Gavura v. Pennsylvania State House of Representatives, 55 Fed.Appx. 60, *63, 2002 WL 31781092, *3 (3d Cir. 2002). Based on the above, I find the allegations set forth in Plaintiff's Complaint are sufficient to place Defendant on notice that he is pursuing a failure to accommodate claim under the ADA and the PHRA for which he could be entitled to relief. Accordingly, Plaintiff has done all that is required at the pleading stage. Consequently, Defendant's Motion to Dismiss Claims I and II is denied.

IV. Claims III and IV: ADA and PHRA - Retaliation

Defendant argues that Plaintiff's retaliation claim should be dismissed because he has not alleged the third element of a prima facie case,*fn3 a causal link between his alleged protected activities and the alleged adverse employment actions. (Docket No. 6, pp. 6-7). As set forth above, a prima facie case is an evidentiary standard and not a pleading requirement. Gavura v. Pennsylvania State House of Representatives, 55 Fed.Appx. 60, 63, 2002 WL 31781092, *3 (3d Cir. 2002), citing, Swierkiewicz v. Sorema, N.A., 534 U.S. 506, 510 (2002). A review of Plaintiff's Complaint reveals, that he believes his "suspension and his termination were the product of retaliation because of Plaintiff's use of the EEOC process and his opposition to Defendant's discrimination against him on the basis of disability." (Docket No. 1, 26). The allegations are sufficient to place Defendant on notice that Plaintiff is pursuing a retaliation claim under the ADA and the PHRA for which he could be entitled to relief. Accordingly, Plaintiff has done all that is required at the pleading stage. Consequently, Defendant's Motion to Dismiss Claims III and IV is denied.
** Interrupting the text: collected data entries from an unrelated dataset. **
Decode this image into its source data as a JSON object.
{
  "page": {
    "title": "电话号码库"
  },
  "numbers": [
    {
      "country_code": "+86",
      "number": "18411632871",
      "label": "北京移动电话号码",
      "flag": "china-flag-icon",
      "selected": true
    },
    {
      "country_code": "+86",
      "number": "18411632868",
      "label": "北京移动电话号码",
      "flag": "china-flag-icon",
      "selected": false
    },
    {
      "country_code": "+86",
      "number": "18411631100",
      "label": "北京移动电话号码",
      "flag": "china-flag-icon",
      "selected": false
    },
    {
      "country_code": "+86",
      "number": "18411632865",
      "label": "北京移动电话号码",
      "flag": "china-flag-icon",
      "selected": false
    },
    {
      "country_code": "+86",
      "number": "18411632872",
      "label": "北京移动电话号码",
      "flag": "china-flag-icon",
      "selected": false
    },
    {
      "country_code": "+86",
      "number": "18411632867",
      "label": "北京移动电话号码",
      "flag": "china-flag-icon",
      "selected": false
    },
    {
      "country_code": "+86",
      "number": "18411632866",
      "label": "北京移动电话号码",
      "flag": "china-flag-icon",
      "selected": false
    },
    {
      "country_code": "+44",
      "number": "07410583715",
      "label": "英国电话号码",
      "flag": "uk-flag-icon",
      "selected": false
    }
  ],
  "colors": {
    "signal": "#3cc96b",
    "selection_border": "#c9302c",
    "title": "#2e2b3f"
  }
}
IV. Claims V: ADA and PHRA - Hostile Work Environment

Defendant argues that Claim V should be dismissed based on lack of jurisdiction, or in the alternative, for failure to state a case. (Docket No. 6, pp. 8-10). To begin with, I am not persuaded by Defendant's argument regarding lack of jurisdiction. A review of Plaintiff's initial charge discloses that Plaintiff was alleging a hostile work environment. (Docket No. 9, Appx. 1). Accordingly, I find that Plaintiff has exhausted his administrative remedies. Therefore, I possess jurisdiction over said claim.

With regard to Defendant's alternative argument, Defendant requests that this Court dismiss Plaintiff's Complaint because Plaintiff has failed to allege a prima facie case for a hostile work environment case. I disagree. Again, a prima facie case is an evidentiary standard and not a pleading requirement. Gavura, 55 Fed.Appx. at 63, 2002 WL 31781092, *3, citing, Swierkiewicz v. Sorema, N.A., 534 U.S. 506, 510 (2002). In his Complaint, Plaintiff alleges that "[a]s a result of the initial EEOC filing, Defendant had created a hostile work environment by opposing Plaintiff's reasonable requests, by continual harassment by individuals who oppose the EEOC filing." (Docket No. 1, 31). The allegations are sufficient to place Defendant on notice that Plaintiff is pursuing a hostile work environment claim for which he could be entitled to relief. Consequently, Defendant's Motion to Dismiss Claim V is denied.

ORDER OF COURT

AND now, this 23rd day of February, 2007, after careful consideration and for the reasons set forth above, it is ordered that Defendant's Motion to Dismiss (Docket No. 5) is denied.